Let’s start with the fact that there is an attacker, a person and the interaction; the environment in which the interaction takes place is also a factor which needs to be considered.
The assailant (attacker) – we often use headings such as an aggressor feeling irritated, frustrated, angry, aggressive, etc; as an indicator of levels of behaviour. These levels of behaviour can range from the way someone stands and stares at you, to the way they intrude on your personal space. This is very often referred to as "someone is in your face!" The aggressor could be assaulting you; by directly blocking your exit path, physically touching, pushing or hitting you; who may have some form of deliberated weapon in their possession or in proximity to the interaction space.
The person/employee – people who have a public-facing role can be in significant danger from interaction with the public. It is recognised that other people/employees, subject to their roles, are also at risk from other people. Other people could be employees/staff, often referred to as internal challenging behaviours.
What are some of the more well-known roles where people/employees are faced with the risk of violence at their workplace:
● Health service workers – are amongst those most at risk from violence and aggression, from those they are trying to help.
● Cash handling roles – premises and people who handle and store large amounts of money are targeted. This places them at greater risks and therefore there are usually robust security measures in place.
● Local authority staff – those working in housing, community, benefits, etc., are supporting people who may be anxious, and sometimes desperate for a quick resolution.
● Educational staff – not only are staff experiencing verbal abuse and physical assault from parents, but pupils have been known to be violent and/or aggressive towards staff, and not still within the classroom setting.
● Lone workers – covers a wide range of people/employees and sectors. This relates to anyone who works on their own for a ‘protracted’ time. There are roles where people/employees permanently work on their own, visit people in their own homes or other people’s work premises.
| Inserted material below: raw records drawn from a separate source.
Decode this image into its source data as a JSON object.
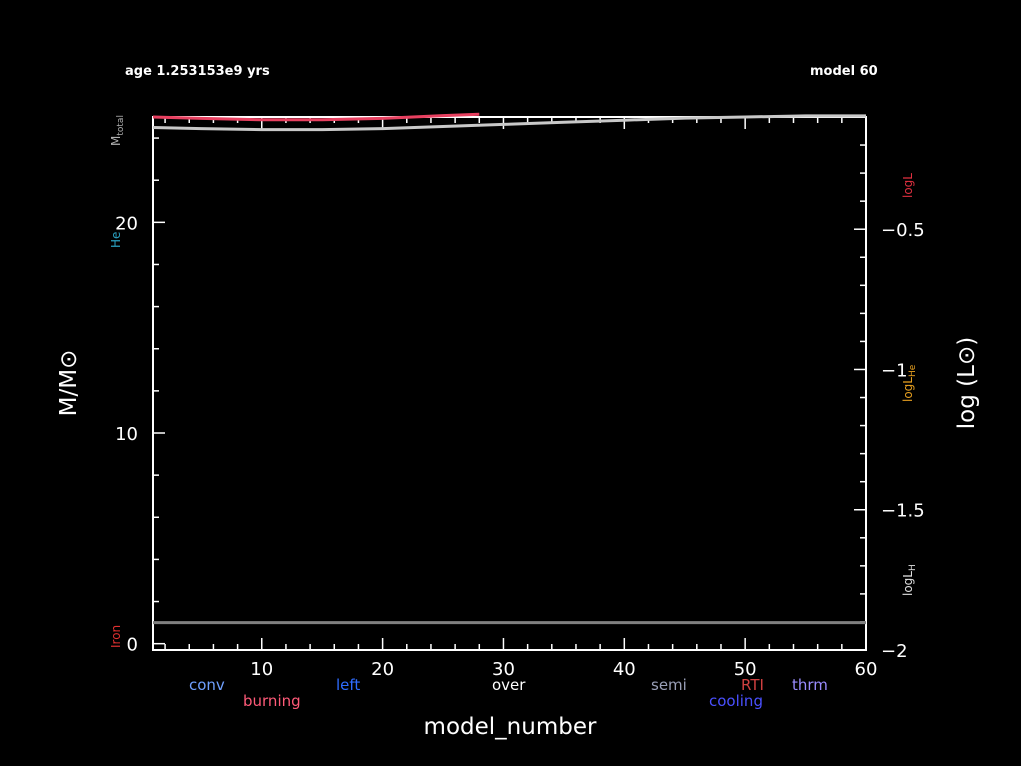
{
  "header": {
    "age_text": "age 1.253153e9 yrs",
    "model_text": "model 60"
  },
  "chart_data": {
    "type": "line",
    "xlabel": "model_number",
    "ylabel_left": "M/M⊙",
    "ylabel_right": "log (L⊙)",
    "xlim": [
      1,
      60
    ],
    "ylim_left": [
      -0.3,
      25
    ],
    "ylim_right": [
      -2,
      -0.1
    ],
    "x_ticks": [
      10,
      20,
      30,
      40,
      50,
      60
    ],
    "y_left_ticks": [
      0,
      10,
      20
    ],
    "y_right_ticks": [
      -0.5,
      -1,
      -1.5,
      -2
    ],
    "x_tick_labels": [
      "10",
      "20",
      "30",
      "40",
      "50",
      "60"
    ],
    "y_left_tick_labels": [
      "0",
      "10",
      "20"
    ],
    "y_right_tick_labels": [
      "−0.5",
      "−1",
      "−1.5",
      "−2"
    ],
    "series": [
      {
        "name": "M_total",
        "axis": "left",
        "color": "#c8c8c8",
        "x": [
          1,
          5,
          10,
          15,
          20,
          25,
          30,
          35,
          40,
          45,
          50,
          55,
          60
        ],
        "y": [
          24.5,
          24.45,
          24.4,
          24.4,
          24.45,
          24.55,
          24.65,
          24.75,
          24.85,
          24.95,
          25.0,
          25.05,
          25.05
        ]
      },
      {
        "name": "log L",
        "axis": "right",
        "color": "#e84060",
        "x": [
          1,
          5,
          10,
          15,
          20,
          25,
          28
        ],
        "y": [
          -0.1,
          -0.105,
          -0.11,
          -0.11,
          -0.105,
          -0.095,
          -0.09
        ]
      },
      {
        "name": "Iron",
        "axis": "left",
        "color": "#808080",
        "x": [
          1,
          60
        ],
        "y": [
          1.0,
          1.0
        ]
      }
    ],
    "side_labels": {
      "m_total": "M",
      "m_total_sub": "total",
      "he": "He",
      "iron": "Iron",
      "logL": "logL",
      "logL_He": "logL",
      "logL_He_sub": "He",
      "logL_H": "logL",
      "logL_H_sub": "H"
    },
    "legend": [
      {
        "label": "conv",
        "color": "#6fa0ff"
      },
      {
        "label": "burning",
        "color": "#ff5a78"
      },
      {
        "label": "left",
        "color": "#2e6cff"
      },
      {
        "label": "over",
        "color": "#ffffff"
      },
      {
        "label": "semi",
        "color": "#9aa0b8"
      },
      {
        "label": "RTI",
        "color": "#d04040"
      },
      {
        "label": "cooling",
        "color": "#4a50ff"
      },
      {
        "label": "thrm",
        "color": "#9a8cff"
      }
    ],
    "colors": {
      "background": "#000000",
      "frame": "#ffffff",
      "logL_He_label": "#e8a020",
      "he_label": "#2aa0c0",
      "iron_label": "#e03030",
      "logL_label": "#e03040",
      "m_total_label": "#b0b0b0",
      "logL_H_label": "#e0e0e0"
    }
  }
}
People who work on their own in a remote part of a building, are also classed as lone workers. All lone workers should carry/have some form of alarm device so that they can ‘raise the alarm’ before a situation goes wrong!
● Enforcement roles – the most obvious of these is the police. People/employees are expected to exit and therefore move away from danger. Police officers are expected to, safely and effectively, move towards danger.
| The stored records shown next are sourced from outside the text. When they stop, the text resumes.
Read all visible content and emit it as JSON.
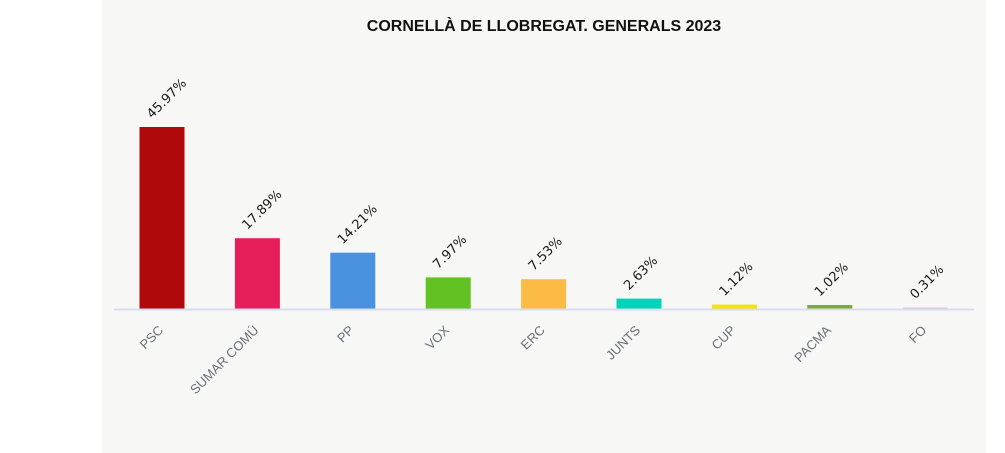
{
  "chart_data": {
    "type": "bar",
    "title": "CORNELLÀ DE LLOBREGAT. GENERALS 2023",
    "xlabel": "",
    "ylabel": "",
    "categories": [
      "PSC",
      "SUMAR COMÚ",
      "PP",
      "VOX",
      "ERC",
      "JUNTS",
      "CUP",
      "PACMA",
      "FO"
    ],
    "values": [
      45.97,
      17.89,
      14.21,
      7.97,
      7.53,
      2.63,
      1.12,
      1.02,
      0.31
    ],
    "data_labels": [
      "45.97%",
      "17.89%",
      "14.21%",
      "7.97%",
      "7.53%",
      "2.63%",
      "1.12%",
      "1.02%",
      "0.31%"
    ],
    "colors": [
      "#b0090b",
      "#e61e5a",
      "#4a92e0",
      "#62c224",
      "#fbbb44",
      "#00d4b8",
      "#f5e400",
      "#7daa3e",
      "#e6c5c8"
    ],
    "ylim": [
      0,
      50
    ],
    "grid": false,
    "legend": "none",
    "unit": "%"
  },
  "colors": {
    "panel_background": "#f7f7f6",
    "axis_line": "#d7dcef"
  }
}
Although frequently faced with violence, the police service like other sector workers is subject to the Health and Safety at Work Act 1974 (HAS ’74).
One of the general duties of an employer under the HSA ’74 is to ensure, so far as is reasonably practicable, the health, safety and welfare at work of their employees!
The interaction (where/how it may take place) – The first thing to keep in mind is how is the person’s behaviour making you feel. Refer to my previous blog posts and newsletters where I spoke about how we may physically/emotionally feel about the uncertainty of danger or fear!
In addition to some of the points (the person/employee), the interaction you are involved with could be whilst you are providing customer service to others. It could be that you are in a delivery/collection of goods role. Additionally, your thoughts about the person's negative behaviour, your perception of their perceived strength and your attitude. The locality where the interaction is taking place will also be a major factor, as where the task is being carried out!
Back to the question, How do we know who is at risk of violence and aggression in the workplace? From the forenamed data, the employers have a general duty for your health, safety and welfare in the workplace/workplace setting. To meet the duty of care you have for yourself in your workplace if you feel abused, threatened or assaulted at work, "we must submit incident reports". You’ve probably heard it before, but I am going to say it (write it) again;
"if it was not written down, it did not happen".
Not strictly true but I trust you get the meaning after this statement. I have earlier noted the Health and Safety Executives' definition of work-related violence (ie; reportable incidents).
Why report an incident?
Reported Incidents provide the employer with the types of violent and aggressive incidents types ‘you’ are facing at work. Furthermore, incident reports will provide data which can be analysed, and provide the frequency, trends, etc; along with intelligence data on the types of incidents occurring during certain interactions with the public. Overall, this will provide information for risk management assessment reviews. In other words what can realistically be done to reduce, isolate or control the risks related to your safety regarding known incident types?
Through the reporting of incidents of violence and aggression, you can play a very active part in improving your safety at work.